The PowerPad gets its unbelievable battery life by utilizing a new lithium battery manufacturing process patented by Electrovaya. According to the patent abstract the PowerPad is
A lithium battery having a plurality of interconnected pouch cells encased in a first cover which is substantially impermeable to moisture ingress and electrolyte egress. The first cover is surrounded by a rigid outer cover which is sealed in a substantially moisture impervious manner. Positive, negative and monitoring leads extend in a sealed manner through the first cover and are connected to a charge monitoring and controlling circuit board. The circuit board may be located within or outside of the outer cover. Positive and negative terminals on and outside of the outer cover are respectively connected to positive and negative leads which extend through the outer cover in a substantially fluid sealed manner.
You can read the full text of the patent by viewing its online publication.

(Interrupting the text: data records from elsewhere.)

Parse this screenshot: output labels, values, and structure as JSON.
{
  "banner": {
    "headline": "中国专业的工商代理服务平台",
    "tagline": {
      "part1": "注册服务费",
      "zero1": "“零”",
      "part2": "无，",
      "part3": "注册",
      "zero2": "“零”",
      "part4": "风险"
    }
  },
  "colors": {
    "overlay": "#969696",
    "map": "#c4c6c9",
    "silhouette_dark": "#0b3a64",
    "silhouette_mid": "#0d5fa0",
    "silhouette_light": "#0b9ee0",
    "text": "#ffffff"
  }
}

It is PowerPad technology that gives the Electrovaya Scribbler series tablet PCs their excellent battery life. In fact, the Scribbler tablet PCs are built around the PowerPad technology: the back plate of the system integrates a PowerPad into it. The both the SC300 and SC500 use a version of the PowerPad rated at 96 Wh (you can imagine it being called a PowerPad 96) while the SC800 incorporates a PowerPad 120. Since the ratings on these battery packs are dependent on the density of their cells, all the units are the same size regardless of battery type used.

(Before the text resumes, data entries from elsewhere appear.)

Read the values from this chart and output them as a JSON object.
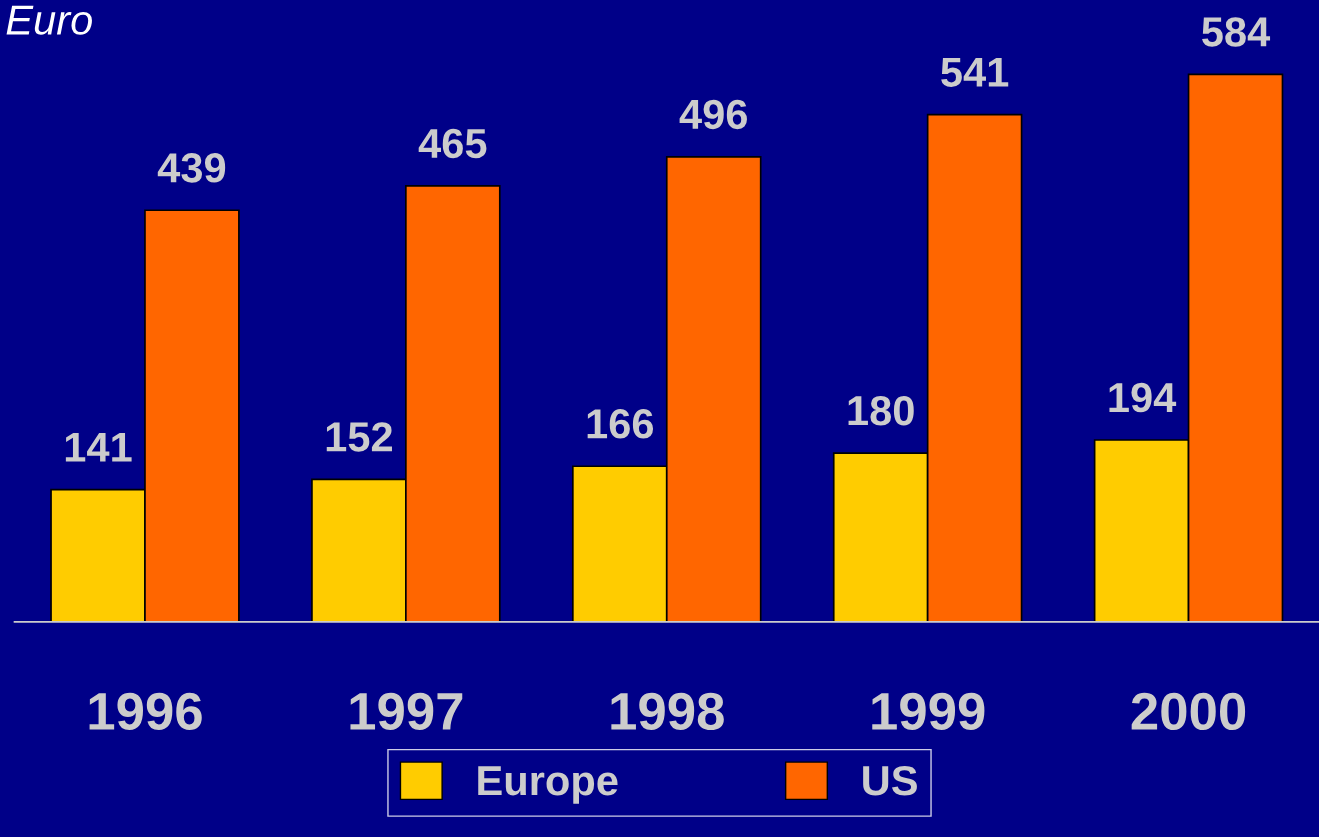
{
  "chart_data": {
    "type": "bar",
    "title": "Euro",
    "categories": [
      "1996",
      "1997",
      "1998",
      "1999",
      "2000"
    ],
    "series": [
      {
        "name": "Europe",
        "color": "#ffcc00",
        "values": [
          141,
          152,
          166,
          180,
          194
        ]
      },
      {
        "name": "US",
        "color": "#ff6600",
        "values": [
          439,
          465,
          496,
          541,
          584
        ]
      }
    ],
    "data_labels": true,
    "legend": "bottom",
    "grid": false,
    "tick_labels": "x"
  }
}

The battery on the Scribbler SC500 is glued to the back plate of the system and is wrapped in what appears to be plastic wrap likely in an attempt to prevent condensation from forming inside the battery. Interface to the tablet itself is provided by a small PCB connector that connects to the battery via three wires.
We were amazed at the small space the Scribbler SC500's battery required. Although the battery runs the full length and width of the system, it is extremely thin. The picture below shows that the depth of the back plate and battery pack was only approximately 8mm thick (0.32 inches), contributing only a small amount to the total depth of the Scribbler SC500. The battery pack was also fairly light especially when compared to the bulky laptop batteries we are used to seeing.
The battery used in the SC500 is unparalleled by anything out there today, as our battery tests will show. The only question we have is why more notebooks are not utilizing Electrovaya's technology. It seems to us that a PowerPad type battery would feel at home in any system from an ultraportable tablet to a full sized desktop replacement notebook. It is interesting to note that Electrovaya had to design their own tablet PC in order to get a PowerPad battery built into a mobile computer product. Perhaps OEMs know something we do not or perhaps Electrovaya is charging too high a premium for their patented battery technology. Whatever the case, PowerPad technology makes for a much more attractive solution when integrated into a mobile product as opposed to a separate battery pack dangling off the system's side.